As to our guilt about actually eating a portion of one … we had it on good authority that the succulent sautéed ‘gator was trapped in the wilds of Louisiana, killed humanely and there were plenty more where he came from.
Aer Lingus (www.aerlingus.com) operates direct flights from Dublin-Orlando, connections to Miami, Ft Lauderdale and Ft Myers. It’s advisable to hire a car, as the Everglades starts approx 200m south. Delta Airlines from Dublin or Shannon to Atlanta with connections to Fort Myers (www.delta.com and Continental Airlines (www.continental.com) from Dublin and Shannon to Newark-New York with onward Florida connections. Flights from €500 return.
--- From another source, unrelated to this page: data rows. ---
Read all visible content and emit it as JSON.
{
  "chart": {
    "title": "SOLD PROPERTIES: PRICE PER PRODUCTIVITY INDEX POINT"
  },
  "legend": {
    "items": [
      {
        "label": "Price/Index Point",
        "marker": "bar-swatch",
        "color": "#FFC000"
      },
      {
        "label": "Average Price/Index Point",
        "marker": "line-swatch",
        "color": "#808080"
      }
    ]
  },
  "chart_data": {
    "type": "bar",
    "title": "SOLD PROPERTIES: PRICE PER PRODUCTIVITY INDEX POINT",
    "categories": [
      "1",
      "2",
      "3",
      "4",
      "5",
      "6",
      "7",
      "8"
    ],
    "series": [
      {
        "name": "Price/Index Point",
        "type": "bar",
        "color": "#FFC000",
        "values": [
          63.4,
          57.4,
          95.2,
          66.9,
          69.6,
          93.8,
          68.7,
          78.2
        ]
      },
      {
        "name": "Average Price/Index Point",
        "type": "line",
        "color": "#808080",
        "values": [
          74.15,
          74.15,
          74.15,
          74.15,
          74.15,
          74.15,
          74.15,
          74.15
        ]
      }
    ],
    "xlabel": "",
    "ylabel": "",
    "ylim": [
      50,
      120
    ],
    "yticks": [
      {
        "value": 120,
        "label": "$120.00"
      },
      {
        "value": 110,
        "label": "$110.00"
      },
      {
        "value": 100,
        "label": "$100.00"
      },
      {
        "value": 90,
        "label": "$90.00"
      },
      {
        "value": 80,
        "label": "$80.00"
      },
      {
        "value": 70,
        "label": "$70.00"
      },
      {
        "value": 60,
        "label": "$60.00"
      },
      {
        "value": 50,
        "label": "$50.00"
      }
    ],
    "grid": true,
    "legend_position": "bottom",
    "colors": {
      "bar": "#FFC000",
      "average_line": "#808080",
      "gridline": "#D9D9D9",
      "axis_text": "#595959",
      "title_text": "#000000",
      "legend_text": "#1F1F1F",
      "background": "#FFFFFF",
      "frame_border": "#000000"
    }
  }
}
Everglades National Park: don’t miss the Big Cypress Bend Board Walk at 137 Coastline Drive, Copeland near Everglades City, a 1.2 mile round wilderness stroll watching wildlife, flora and fauna, (observation platform overlooks the ‘gator hole). For contrast, Fort Lauderdale, celebrating its 100th anniversary in 2011, historic downtown Stranahan House, a former trading post and oldest building, surrounded by towering condominium blocks and super yachts, a fascinating throwback to pioneer life in Fort Lauderdale. (www.sunny.org)
Fort Lauderdale’s Sawgrass Mills Mall, Florida’s largest retail factory outlet centre, takes over an hour to walk through and that’s without going into any shops. The ’shop till you drop’ hordes come with empty cases and fill them with designer and sports brand bargains.!
Irish passport holders do not need a visa but must fill in a waiver online (to avoid hold ups on the other side). Apply at www.esta.cbp.dhs.gov/esta. It costs $14 so have your credit card details ready. By now travellers to the US are well used to multiple security checks and long queues. Ft Lauderdale airport is easier if you are hiring a car.